As it turns out, this problem of finding the smallest set of differentiating bits is already known. It's the same problem as the optimization of a set of boolean functions in the hardware engineering. The very classic way to approach it is with the Karnaugh maps, though they don't scale so easily to the large number of bits. But there's got to be some newer and better ways for this optimization.

This approach has its pitfalls too. For another example, suppose that we have the cases:

hyp3 0 0 0 1 0 0
hyp4 0 1 0 1 0 0

Then we can differentiate them based purely on one event:

hyp3 - 0 - - - -
hyp4 - 1 - - - -

Of course, this works only as long as we have only two events. And it would likely result in the spurious false positives: in case if all the events in the input are at 0, they would still be taken to mean hyp3.

This can be resolved or at least improved by having the training set include the set of the cases where there is nothing wrong. What is known as the "null hypothesis", and what I've been marking as the "ok" hypothesis in the previous examples. The events that differ in value from the null hypothesis should always be relevant. If we arrange the event polarity so that the null hypothesis has all the events at 0, this rule translates into "if an event is at 1, it must be relevant", and only the events at 0 need to be considered for the possible irrelevance.

Things get more complicated when we have some cases resulting in multiple hypotheses. Splitting their symptoms into the single-hypotheses cases is not obvious. It can be attempted by subtracting the other single-hypothesis cases and looking at what is left. If some hypothesis have no single-hypothesis cases, that becomes even more strange. Then perhaps these cases should be left as-is because they express the special interactions between multiple hypotheses. Or we can try to find the commonality between all the cases that include this particular hypothesis and discard the differences stemming from the other hypotheses included in these cases.

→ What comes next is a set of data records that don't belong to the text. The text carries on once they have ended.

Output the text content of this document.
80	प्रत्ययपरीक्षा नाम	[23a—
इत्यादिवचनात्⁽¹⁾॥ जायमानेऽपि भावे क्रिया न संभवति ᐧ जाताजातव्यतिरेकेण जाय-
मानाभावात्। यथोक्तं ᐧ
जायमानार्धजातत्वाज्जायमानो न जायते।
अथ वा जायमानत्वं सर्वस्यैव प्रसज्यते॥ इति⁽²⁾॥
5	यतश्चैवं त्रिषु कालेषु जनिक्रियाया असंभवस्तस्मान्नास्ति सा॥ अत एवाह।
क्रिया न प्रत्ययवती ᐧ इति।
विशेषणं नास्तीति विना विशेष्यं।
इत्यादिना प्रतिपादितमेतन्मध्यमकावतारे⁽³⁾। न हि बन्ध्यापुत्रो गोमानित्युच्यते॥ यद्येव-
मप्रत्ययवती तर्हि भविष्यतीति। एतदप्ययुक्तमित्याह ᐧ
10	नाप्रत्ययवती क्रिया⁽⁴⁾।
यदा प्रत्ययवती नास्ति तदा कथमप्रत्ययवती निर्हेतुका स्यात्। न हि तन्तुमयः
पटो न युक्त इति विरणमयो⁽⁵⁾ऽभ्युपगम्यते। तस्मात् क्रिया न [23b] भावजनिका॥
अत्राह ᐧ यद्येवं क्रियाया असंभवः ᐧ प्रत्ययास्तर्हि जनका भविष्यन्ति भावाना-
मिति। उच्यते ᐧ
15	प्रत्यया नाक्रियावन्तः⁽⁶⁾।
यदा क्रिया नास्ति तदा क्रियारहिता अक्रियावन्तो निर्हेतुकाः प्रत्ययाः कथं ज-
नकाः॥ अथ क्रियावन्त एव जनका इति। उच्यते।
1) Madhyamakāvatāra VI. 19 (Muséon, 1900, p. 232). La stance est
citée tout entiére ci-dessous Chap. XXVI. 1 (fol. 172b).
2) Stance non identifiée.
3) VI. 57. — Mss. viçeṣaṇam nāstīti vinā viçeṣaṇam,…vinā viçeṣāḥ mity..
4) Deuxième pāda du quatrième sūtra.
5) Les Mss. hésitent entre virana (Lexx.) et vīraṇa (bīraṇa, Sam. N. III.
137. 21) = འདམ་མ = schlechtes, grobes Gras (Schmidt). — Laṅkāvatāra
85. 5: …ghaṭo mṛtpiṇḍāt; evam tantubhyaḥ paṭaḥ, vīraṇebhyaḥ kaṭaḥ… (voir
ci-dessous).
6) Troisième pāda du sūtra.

Let's look at the highly pathological example I've shown before and try to do these manipulations with it. The example was:

# tab09_01.txt
!             evA evB evC
1 * hyp1,hyp2 1   1   0
1 * hyp2,hyp3 0   1   1
1 * hyp1,hyp3 1   0   1

Previously I've calculated the probabilities by hypothesis:

# tab09_01.txt

Those probabilities P(E|H) can be used as a guidance for relevance. If they're close to 0 or 1 (say, below 0.1 or above 0.9) , we'll say that this event is relevant for this hypothesis, and if it's somewhere in the middle, we'll say that it's irrelevant. Then we can use this knowledge to split the cases:

!             evA evB evC
1 * hyp1      1   -   -
1 *      hyp2 -   1   -
1 * hyp2      -   1   -
1 *      hyp3 -   -   1
1 * hyp1      1   -   -
1 *      hyp3 -   -   1

Then we can merge the cases that are the same:

!        evA evB evC
2 * hyp1 1   -   -
2 * hyp2 -   1   -
2 * hyp3 -   -   1

It worked well for this special example but might be not so great in the bigger world. It needs more thinking and experimentation.